American Cancer Society Breast Cancer Guidelines
- You may start screening as early as age 40, if you want to. It’s a good idea to start talking to your health care provider at age 40 about when you should begin screening.
- At age 45 you should begin having yearly mammograms.
- At age 55, you should have mammograms every other year – though if you want to keep having yearly mammograms you can do so.
- Regular mammograms should continue for as long as you are in good health.
- Breast exams, either from a medical provider or self-exams, are no longer recommended.
- You should be familiar with the benefits, limitations and potential harms linked to breast cancer screening.

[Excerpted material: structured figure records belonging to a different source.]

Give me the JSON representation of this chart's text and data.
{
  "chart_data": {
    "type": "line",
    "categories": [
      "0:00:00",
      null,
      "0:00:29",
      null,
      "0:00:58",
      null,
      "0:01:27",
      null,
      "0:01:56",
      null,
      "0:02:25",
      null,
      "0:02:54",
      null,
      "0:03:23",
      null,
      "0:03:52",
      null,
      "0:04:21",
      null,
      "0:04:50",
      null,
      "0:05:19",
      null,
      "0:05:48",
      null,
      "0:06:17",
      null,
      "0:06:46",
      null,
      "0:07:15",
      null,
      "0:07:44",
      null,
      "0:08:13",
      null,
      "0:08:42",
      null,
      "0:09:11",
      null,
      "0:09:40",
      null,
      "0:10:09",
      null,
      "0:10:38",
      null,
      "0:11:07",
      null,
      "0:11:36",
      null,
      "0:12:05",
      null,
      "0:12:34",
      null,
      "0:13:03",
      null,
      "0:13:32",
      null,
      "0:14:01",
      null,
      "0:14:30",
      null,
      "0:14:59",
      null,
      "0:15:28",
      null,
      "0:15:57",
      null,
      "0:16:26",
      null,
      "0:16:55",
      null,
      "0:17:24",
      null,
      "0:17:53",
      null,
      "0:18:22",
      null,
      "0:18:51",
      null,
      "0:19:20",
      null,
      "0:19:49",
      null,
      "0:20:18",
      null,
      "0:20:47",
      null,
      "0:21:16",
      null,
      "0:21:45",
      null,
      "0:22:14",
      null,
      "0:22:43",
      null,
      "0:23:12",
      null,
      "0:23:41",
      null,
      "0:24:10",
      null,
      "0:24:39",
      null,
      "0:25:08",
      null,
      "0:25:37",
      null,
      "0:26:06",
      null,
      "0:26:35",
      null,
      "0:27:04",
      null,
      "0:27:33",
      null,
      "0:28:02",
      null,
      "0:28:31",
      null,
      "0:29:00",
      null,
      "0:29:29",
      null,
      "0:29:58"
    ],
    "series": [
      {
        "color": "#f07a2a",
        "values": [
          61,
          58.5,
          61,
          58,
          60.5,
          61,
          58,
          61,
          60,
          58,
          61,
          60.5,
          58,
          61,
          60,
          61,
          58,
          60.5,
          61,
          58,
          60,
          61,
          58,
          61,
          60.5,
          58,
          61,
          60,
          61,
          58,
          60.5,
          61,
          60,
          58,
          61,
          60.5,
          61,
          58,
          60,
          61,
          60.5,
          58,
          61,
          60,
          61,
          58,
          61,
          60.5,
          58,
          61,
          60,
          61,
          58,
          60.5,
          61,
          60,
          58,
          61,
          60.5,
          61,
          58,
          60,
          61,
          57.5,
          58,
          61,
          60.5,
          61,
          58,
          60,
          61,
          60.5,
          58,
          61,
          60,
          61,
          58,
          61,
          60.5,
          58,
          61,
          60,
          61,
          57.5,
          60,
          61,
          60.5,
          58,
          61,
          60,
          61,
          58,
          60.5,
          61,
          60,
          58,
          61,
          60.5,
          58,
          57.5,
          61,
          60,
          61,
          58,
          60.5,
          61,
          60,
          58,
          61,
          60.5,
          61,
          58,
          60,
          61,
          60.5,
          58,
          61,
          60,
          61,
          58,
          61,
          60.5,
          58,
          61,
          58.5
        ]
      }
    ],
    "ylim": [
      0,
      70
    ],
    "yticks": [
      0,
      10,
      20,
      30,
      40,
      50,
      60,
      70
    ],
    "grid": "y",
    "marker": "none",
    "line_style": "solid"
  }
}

- You should know how your breasts normally look and feel and report any breast changes to a health care provider right away.
- These guidelines apply if you have average risk for breast cancer. If you have high risk – because of family history, a breast condition, or another reason – you may need to begin screening earlier or more often. Talk to your medical provider to be sure.
American Cancer Society Cervical Cancer Guidelines
- Cervical cancer testing should start at age 21. If you are under age 21 you should not be tested unless you have symptoms. If you have symptoms, PA-BCCEDP allows those 18 to 20 years old to receive Pap tests.
- If you are between the ages of 21 and 29 you should have a Pap test done every three years. You should not receive an HPV test unless it's needed after an abnormal Pap test result.
- If you are between the ages of 30 and 65, you have three choices. You can choose to have an HPV test alone every five years, a Pap test plus an HPV test every five years (called co-testing), or a Pap test alone every three years. Talk to your health care provider about which is best for you.
- If you are over age 65 and have had regular cervical cancer testing in the past 10 years with normal results, you should not be tested for cervical cancer. Once testing is stopped, it should not be started again. If you have a history of a serious cervical pre-cancer you should continue to be tested for at least 20 years after that diagnosis, even if testing goes past age 65.
- If your uterus and cervix have been removed (a total hysterectomy) for reasons not related to cervical cancer and you have no history of cervical cancer or serious pre-cancer you should not be tested.
- You should NOT be screened every year by any screening method. If you have abnormal screening results you may need a follow-up Pap test in 6 months to a year.
- If you have been vaccinated against HPV you should still follow the screening recommendations for your age group.
- Because of your health history (HIV infection, organ transplant, DES exposure, etc.) – you may need a different screening schedule for cervical cancer. Talk to a health care provider about your health history.
- Sometimes pelvic exams are confused with Pap tests, perhaps because they are usually done at the same time. A pelvic exam is not a cervical screening test. It won't find cancer of the cervix at an early stage. To do that, a Pap test or HPV test is needed.
- You may think you can stop cervical cancer screening once you have stopped having children. This is not true. You should continue to follow these guidelines.
Take control of your health and help reduce your cancer risk:
- Get a Human Papillomavirus (HPV) vaccination! The HPV vaccine can prevent more than 90% of HPV caused cancers. Almost all cervical cancers are caused by HPV. HPV vaccines are safe and very effective. There is no correlation between vaccinations and autism. The recommended age for all males and females is 11-12 years old, and up to 26 years old as a “catch-up” vaccine for females, up to 21 years old for males. Besides cervical cancer, HPV can also cause cancer of the throat, penis, anus and others. Encourage family and friends to get the vaccine.
- Stay away from all forms of tobacco.
- Get to and stay at a healthy weight.
- Get moving with regular physical activity.
- Eat healthy with plenty of fruits and vegetables.
- Limit how much alcohol you drink (if you drink at all).
- Protect your skin.
- Know yourself, your family history and your risks.
- Get regular check-ups and cancer screening tests.